Figure 6.

Differential DNA methylation and expression of DUX4 in human hearts and Dux in the mouse HL1 cardiac cell line. A, The intronless DUX4 open reading frame is embedded within the subtelomeric array of D4Z4 repeat units. The CpG island (CGI) in this locus is hypermethylated in end-stage cardiomyopathy (EsCM) hearts but not in control (CTR). B, The abundance of DUX4 RNA transcripts was quantified with DNase-treated RNA from a panel of left ventricular tissue (8 control and 16 EsCM; Table I in the online-only Data Supplement) and normalized by geNorm that was generated with 2 housekeeping genes, RPLPO and TBP. Absent polymerase chain reaction (PCR) products in “no reverse transcriptase (RT) ” controls excluded the likelihood of genomic DNA amplification. *P<0.05. C, The mouse HL1 cardiac cell line was cultured with or without the specific inhibitor of DNA methyltransferase RG108 for 48 hours, and Dux RNA abundance was quantified with DNase-treated RNA and normalized to the housekeeping gene Gapdh (n=3; **P<0.01). D, HL1 cardiac cells were transfected for 48 hours with either control nontargeting siRNA (siNT) or siRNA targeting mouse Dux (siDux).

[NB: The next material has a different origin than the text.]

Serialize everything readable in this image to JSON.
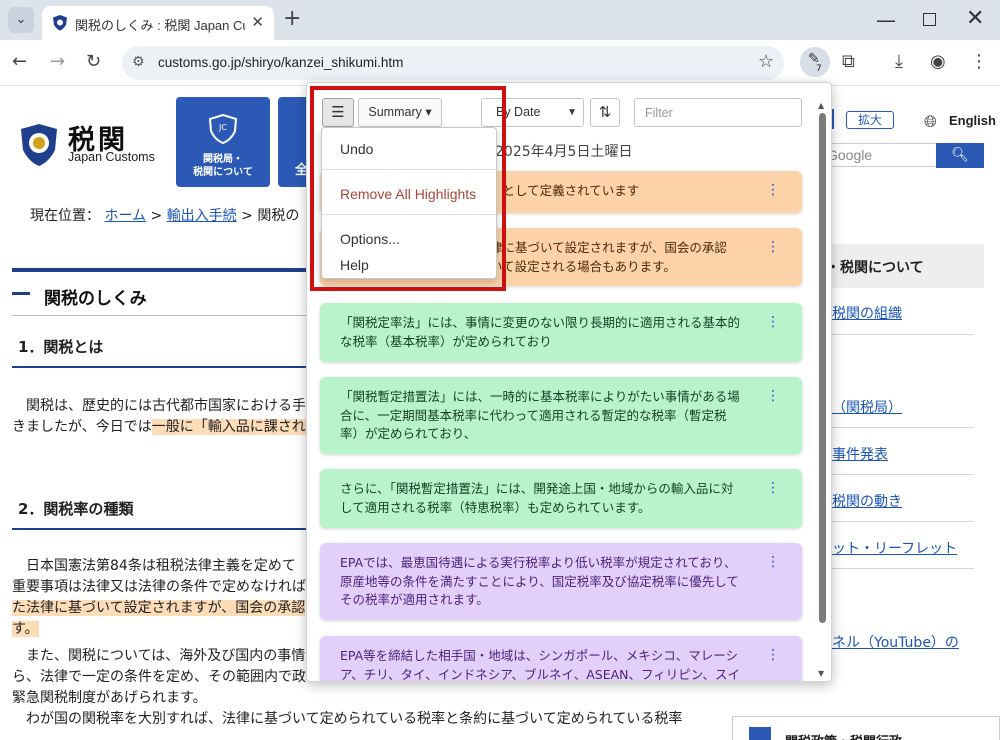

Dux abundance was quantified as in C (n=3; *P<0.05). E, Methylthiazolyldiphenyl–tetrazolium bromide (MTT) assay was performed as described in Methods and represents survival of HL1 cells 48 hours after transfection with either siNT or siDux (n=3; **P<0.01). Statistical analyses for quantitative PCR (qPCR) and the MTT assay were by the Student t test, and all error bars represent the SEM.